Patients (n = 665) with persistent AF were randomized to amiodarone, sotalol, or placebo. Rate control, if necessary, was achieved with digoxin, diltiazem, or verapamil. Among the 665 patients, 504 who did not achieve sinus rhythm at day 28 had electrocardioversion systematically by a prespecified four-step protocol as follows: monophasic shocks-100, 200, 360, 360 J; or biphasic shocks-150, 175, 200, 200 J sequentially. Energy levels and shock waveforms (monophasic/biphasic) for successful electrocardioversion (sinus rhythm for at least 1 minute) and use of antiarrhythmic therapy and calcium channel blockers were recorded.
Electrocardioversion was successful in 371 (71.6%) of 504 patients: 72%, 73.5%, and 67.9% for patients assigned to amiodarone, sotalol, and placebo, respectively. Overall, after adjustments for age, body mass index (BMI), history of AF, shock waveforms, left atrial size, and ejection fraction, both amiodarone (odds ratio OR: 2.16, 95% confidence interval CI: 1.24-3.77, P <.01) and sotalol (OR: 1.92, 95% CI: 1.11-3.33, P = .02) significantly facilitated successful electrocardioversion compared with placebo. Calcium channel blockers had no effect on the success rate of electrocardioversion. Success of electrocardioversion was associated with lower BMI, AF history < or =1 year, and older age. Compared with placebo, patients taking amiodarone were significantly more likely to achieve successful electrocardioversion in step 1 (OR: 2.73, 95% CI: 1.11-6.74, P = .03) and step 3 (OR: 1.86, 95% CI: 1.00-3.44, P = .05) but not in steps 2 and 4. Sotalol was superior to placebo in step 4 (OR: 2.58, 95% CI: 1.02-6.52, P = .05) and trended in step 2 (OR: 1.7, 95% CI: 0.98-3.07, P = .06). Successful electrocardioversion was seen in 11%, 29%, 38%, and 29% in steps 1, 2, 3, and 4, respectively. Compared with monophasic shocks, biphasic shocks achieved higher success rates for step 1 (P <.001) and step 2 (P <.01), respectively. Antiarrhythmic therapy did not influence the total number of energy steps used for the patients with successful electrocardioversion. However, biphasic shocks, lower BMI, and AF duration < or =1 year were associated with less energy step used for successful cardioversion.

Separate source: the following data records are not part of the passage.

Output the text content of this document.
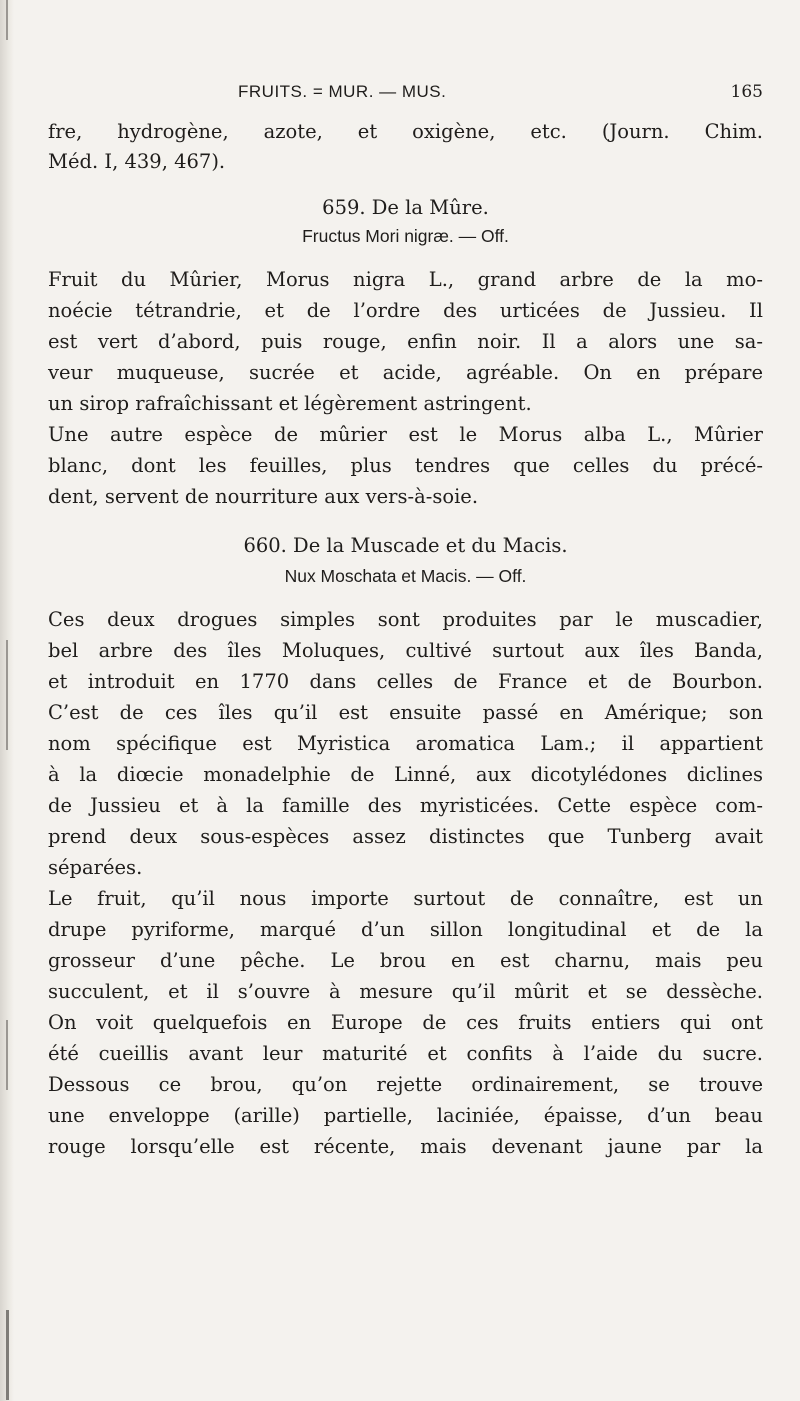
FRUITS. = MUR. — MUS.	165
fre, hydrogène, azote, et oxigène, etc. (Journ. Chim.
Méd. I, 439, 467).
659. De la Mûre.
Fructus Mori nigræ. — Off.
Fruit du Mûrier, Morus nigra L., grand arbre de la mo-
noécie tétrandrie, et de l’ordre des urticées de Jussieu. Il
est vert d’abord, puis rouge, enfin noir. Il a alors une sa-
veur muqueuse, sucrée et acide, agréable. On en prépare
un sirop rafraîchissant et légèrement astringent.
Une autre espèce de mûrier est le Morus alba L., Mûrier
blanc, dont les feuilles, plus tendres que celles du précé-
dent, servent de nourriture aux vers-à-soie.
660. De la Muscade et du Macis.
Nux Moschata et Macis. — Off.
Ces deux drogues simples sont produites par le muscadier,
bel arbre des îles Moluques, cultivé surtout aux îles Banda,
et introduit en 1770 dans celles de France et de Bourbon.
C’est de ces îles qu’il est ensuite passé en Amérique; son
nom spécifique est Myristica aromatica Lam.; il appartient
à la diœcie monadelphie de Linné, aux dicotylédones diclines
de Jussieu et à la famille des myristicées. Cette espèce com-
prend deux sous-espèces assez distinctes que Tunberg avait
séparées.
Le fruit, qu’il nous importe surtout de connaître, est un
drupe pyriforme, marqué d’un sillon longitudinal et de la
grosseur d’une pêche. Le brou en est charnu, mais peu
succulent, et il s’ouvre à mesure qu’il mûrit et se dessèche.
On voit quelquefois en Europe de ces fruits entiers qui ont
été cueillis avant leur maturité et confits à l’aide du sucre.
Dessous ce brou, qu’on rejette ordinairement, se trouve
une enveloppe (arille) partielle, laciniée, épaisse, d’un beau
rouge lorsqu’elle est récente, mais devenant jaune par la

Amiodarone and sotalol facilitated successful electrocardioversion, which could be achieved in a stepwise fashion. Upon achievement of successful electrocardioversion, amiodarone is superior to placebo, and sotalol has a lesser effect. Antiarrhythmic drugs had no effect on the total number of energy step use in patients who had successful electrocardioversion. Calcium channel blockers had no influence on the success rate in achieving sinus rhythm. Successful electrocardioversion was associated with lower BMI and AF history < or =1 year. Lower energy use was associated with biphasic shocks, lower BMI, and AF duration < or =1 year.